Electro-enhanced adsorption of lead ions from slightly-polluted water by capacitive deionization

Abstract

• CDI technology effectively removed Pb 2+ from slightly-polluted water. • The doping of NCDs improved the structural and electrochemical properties. • A monolithic mesh electrode was prepared by electrospinning method. • The Langmuir isotherm and the pseudo-first-order model fitted the electrosorption. • The hydrated radius and valence affected the order of ion adsorption. Capacitive deionization (CDI) technology is an effective method for the removal of Pb 2+ from slightly-polluted water. In this study, reduced graphene oxide/nitrogen-doped carbon quantum dots (rGO/NCDs) composites with different NCDs mass ratios were successfully synthesized by hydrothermal method and the preparation process of CDI electrode was optimized by electrospinning method to obtain monolithic mesh-like structure. The results showed that the doping of NCDs improved the structural and electrochemical properties of the composites. rGO/25%NCDs composite possessed well-developed three-dimensional porous structure, high specific surface area (347.65 m 2 /g) and excellent specific capacitance (284.0 F/g).

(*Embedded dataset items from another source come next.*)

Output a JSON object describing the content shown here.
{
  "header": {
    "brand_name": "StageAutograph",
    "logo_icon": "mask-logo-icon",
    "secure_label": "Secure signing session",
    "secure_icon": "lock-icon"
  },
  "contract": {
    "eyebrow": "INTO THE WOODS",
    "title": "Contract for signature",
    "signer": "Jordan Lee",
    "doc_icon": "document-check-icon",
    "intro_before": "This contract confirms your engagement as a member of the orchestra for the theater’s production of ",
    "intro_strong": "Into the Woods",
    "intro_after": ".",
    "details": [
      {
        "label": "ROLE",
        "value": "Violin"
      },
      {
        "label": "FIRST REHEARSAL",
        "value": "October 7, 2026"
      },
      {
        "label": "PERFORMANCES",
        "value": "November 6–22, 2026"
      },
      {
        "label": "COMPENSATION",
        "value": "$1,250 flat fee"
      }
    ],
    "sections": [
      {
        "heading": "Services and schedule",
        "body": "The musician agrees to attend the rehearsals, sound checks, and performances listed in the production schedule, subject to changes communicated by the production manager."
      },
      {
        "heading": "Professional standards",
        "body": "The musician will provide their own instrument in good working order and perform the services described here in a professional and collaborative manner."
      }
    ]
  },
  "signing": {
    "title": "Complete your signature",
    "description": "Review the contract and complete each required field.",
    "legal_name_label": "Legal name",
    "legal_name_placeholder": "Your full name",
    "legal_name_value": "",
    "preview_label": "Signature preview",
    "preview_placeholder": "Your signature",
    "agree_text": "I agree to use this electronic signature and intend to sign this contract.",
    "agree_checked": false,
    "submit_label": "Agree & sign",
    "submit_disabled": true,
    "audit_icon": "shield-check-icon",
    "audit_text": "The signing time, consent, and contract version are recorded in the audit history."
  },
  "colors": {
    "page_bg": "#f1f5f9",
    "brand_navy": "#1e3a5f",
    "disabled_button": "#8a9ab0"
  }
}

The prepared CDI electrodes had a fish scale-like graded interfacial structure, and this unique structure made the electrodes exhibit superhydrophilic property. The results of CDI tests showed that the electrosorption capacity of rGO/25%NCDs electrode could reach 19.26 mg/g which was higher than that of the pure rGO electrode and many reported electrodes, when the initial concentration of Pb 2+ was 5 mg/L and the voltage was −1.0 V. The adsorption process was consistent with the Langmuir adsorption isotherm and the pseudo-first-order kinetic model. In addition, the study on the competitive adsorption in a co-existed system revealed that the electrosorption capacity was strongly dependent on the ionic valence rather than hydrated radius.